The people of the islands simply can't understand why I am really here, doing this survey; especially on a volunteer basis. The idea of people paying to fly half way round the planet to go diving for "adventure" is beyond their belief. In fact, when we had a council meeting in Samarai they had a list of objections to the survey. These were:
1) We were tricking them. I was actually going to make a movie and get plenty of money from it.
2) We were an advance for a team of divers who were going to come and take all their rare and valuable shells.
3) We did not notify them in time and did not consult them first.
4) We had excluded some areas and included others from our survey. They did not agree with the selection.
With Neil Stanton's help, I finally got them to agree to let us do the expeditions but they are still convinced we are, we must be up to something. Probably why Leo is here with us - to keep watch to see what we finally take. Mr. Polisbo, the Premier of the Milne Bay Provence, gave a very negative radio interview about our project. I suppose the opposition is preparing to discount whatever our report says.
When the weather is bad and the reefs barren and depleted by subsistence fishing, the whole exercise gets depressing and I, too, wonder why the hell I'm bothering. But on days like this, in places where the reef is still vibrantly alive, all of Sea calls to me and demands my greatest efforts. It reminds me I am not doing this work for the people of PNG or for the Government of PNG but for the planet.
I burst out laughing. Leo and Freddy look at me, perplexed.
"What?" Freddy leans over to hear me above the sound of the diesel engine.
"People think we have to be up to something to be doing this," I wave my hand at the magnificence of the sea, reef, and island. "What would they think if they knew why we are really doing it? What if I was to tell them I am a secret agent for Planet Earth, trying to find ways to stop man from destroying Sea?"

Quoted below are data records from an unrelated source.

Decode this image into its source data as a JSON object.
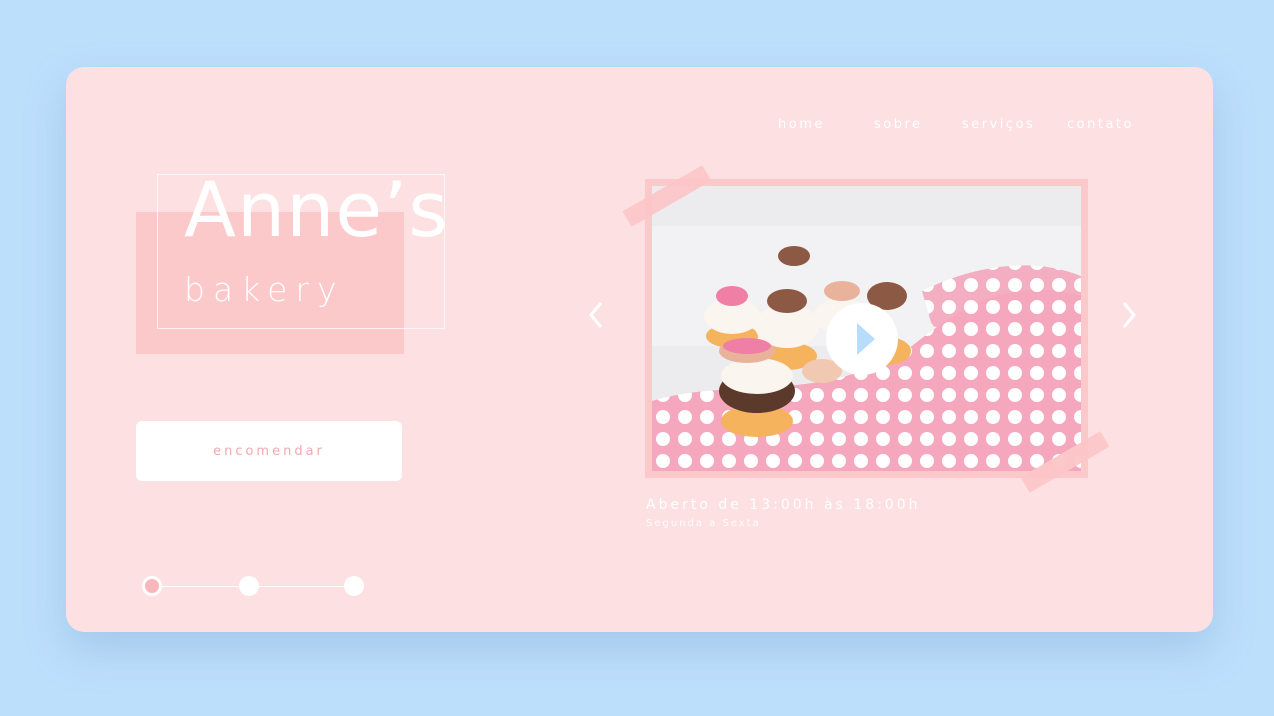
{
  "nav": {
    "items": [
      {
        "label": "home"
      },
      {
        "label": "sobre"
      },
      {
        "label": "serviços"
      },
      {
        "label": "contato"
      }
    ]
  },
  "logo": {
    "title": "Anne’s",
    "subtitle": "bakery"
  },
  "order_button": {
    "label": "encomendar"
  },
  "carousel": {
    "prev_icon": "chevron-left-icon",
    "next_icon": "chevron-right-icon",
    "play_icon": "play-icon",
    "image_alt_subject": "cupcakes and macarons on polka-dot cloth"
  },
  "hours": {
    "title": "Aberto de 13:00h às 18:00h",
    "days": "Segunda a Sexta"
  },
  "steps": {
    "count": 3,
    "active": 1
  },
  "colors": {
    "background": "#bcdffc",
    "card": "#fde0e1",
    "accent": "#fcc9cb",
    "play": "#b8dcfb"
  }
}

"They'd lock you up," shouts Freddy. Leo says nothing. I don't think he could hear.
Leo drops me off to pick up the dinghy and we all head for Nothing Atoll's eastern beach. We unload the fish and Leo shows us how to build a PNG fisherman's smoking rack from the branches of beach trees. He lights a fire and puts sea grape leaves onto it, causing a white, sweet smelling smoke to float up through the cut pieces of fish and into the azure sky. We have to keep the fire going for several hours so Freddy heads back to Moira to fix some lunch. When she comes back, Walter Cat is in the dinghy. I wade out to get the lunch.

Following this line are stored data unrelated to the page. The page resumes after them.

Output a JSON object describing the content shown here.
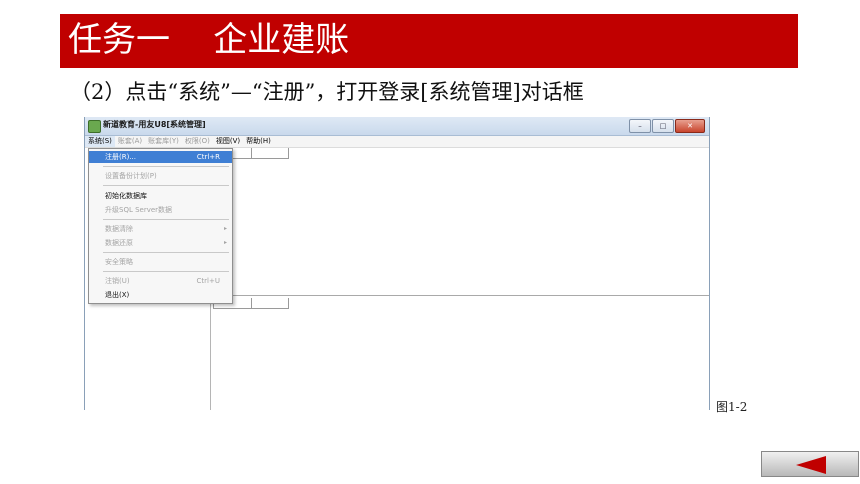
{
  "banner": {
    "title": "任务一    企业建账",
    "color": "#c00000"
  },
  "instruction": "（2）点击“系统”—“注册”，打开登录[系统管理]对话框",
  "window": {
    "title": "新道教育-用友U8[系统管理]",
    "buttons": {
      "minimize": "–",
      "maximize": "□",
      "close": "✕"
    }
  },
  "menubar": [
    {
      "label": "系统(S)",
      "state": "active"
    },
    {
      "label": "账套(A)",
      "state": "disabled"
    },
    {
      "label": "账套库(Y)",
      "state": "disabled"
    },
    {
      "label": "权限(O)",
      "state": "disabled"
    },
    {
      "label": "视图(V)",
      "state": "enabled"
    },
    {
      "label": "帮助(H)",
      "state": "enabled"
    }
  ],
  "dropdown": [
    {
      "label": "注册(R)...",
      "shortcut": "Ctrl+R",
      "state": "selected"
    },
    {
      "label": "设置备份计划(P)",
      "shortcut": "",
      "state": "disabled"
    },
    {
      "label": "初始化数据库",
      "shortcut": "",
      "state": "enabled"
    },
    {
      "label": "升级SQL Server数据",
      "shortcut": "",
      "state": "disabled"
    },
    {
      "label": "数据清除",
      "shortcut": "",
      "state": "disabled",
      "submenu": true
    },
    {
      "label": "数据还原",
      "shortcut": "",
      "state": "disabled",
      "submenu": true
    },
    {
      "label": "安全策略",
      "shortcut": "",
      "state": "disabled"
    },
    {
      "label": "注销(U)",
      "shortcut": "Ctrl+U",
      "state": "disabled"
    },
    {
      "label": "退出(X)",
      "shortcut": "",
      "state": "enabled"
    }
  ],
  "figure_label": "图1-2",
  "nav": {
    "back_icon": "left-triangle-icon"
  }
}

"He wanted to come," she climbs out of the dinghy with Walter in her arms.
"Probably smelled the fish on my hands when I picked up the Avon. Well, there are no other animals on the island so I guess it's OK." I start back in towards the gleaming white beach. "But keep an eye on him."

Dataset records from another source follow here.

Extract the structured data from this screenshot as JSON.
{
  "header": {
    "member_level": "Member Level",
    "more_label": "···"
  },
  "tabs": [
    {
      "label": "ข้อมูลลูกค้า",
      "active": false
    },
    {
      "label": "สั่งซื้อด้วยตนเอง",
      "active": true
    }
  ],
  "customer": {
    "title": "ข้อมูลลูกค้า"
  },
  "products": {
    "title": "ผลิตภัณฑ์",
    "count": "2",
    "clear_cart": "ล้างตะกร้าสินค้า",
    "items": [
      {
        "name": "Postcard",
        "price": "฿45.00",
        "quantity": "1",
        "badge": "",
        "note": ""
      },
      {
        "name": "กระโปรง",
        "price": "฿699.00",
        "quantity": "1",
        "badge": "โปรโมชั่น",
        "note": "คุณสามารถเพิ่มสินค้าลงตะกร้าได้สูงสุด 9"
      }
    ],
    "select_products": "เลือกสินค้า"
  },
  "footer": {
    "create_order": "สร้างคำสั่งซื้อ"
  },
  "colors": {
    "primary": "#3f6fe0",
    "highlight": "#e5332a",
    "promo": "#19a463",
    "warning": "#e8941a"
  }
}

We find a big driftwood log in the shade and settle down to eat lunch. Leo takes his sandwich and goes over to tend the fire. Walter has a wonderful time eating small pieces of raw fish from the morning catch. Freddy, Walter and I decide to walk across to the other side of the small island. In the sparse green-grey forest of the interior, Walter shows us how well he can vanish and re-appear. His coloration matches the grey stems of the plants, his black stripes making shadow stems, his yellow eyes often the only part of him we can make out. He follows us, walking slowly, deliberately, as if he does not like the feel of the sandy soil under his feet. It is the first time he has been ashore since he captured the Moira in the Solomons.
On the west side of Nothing Atoll the three of us stand at the top of a broad, glistening white beach gazing at an extensive submerged sand flat about a meter deep. A family of large rays glides over the sand; moving black spots in water as clear as glass. There is only the sound of the wind moving gently through the palm fronds.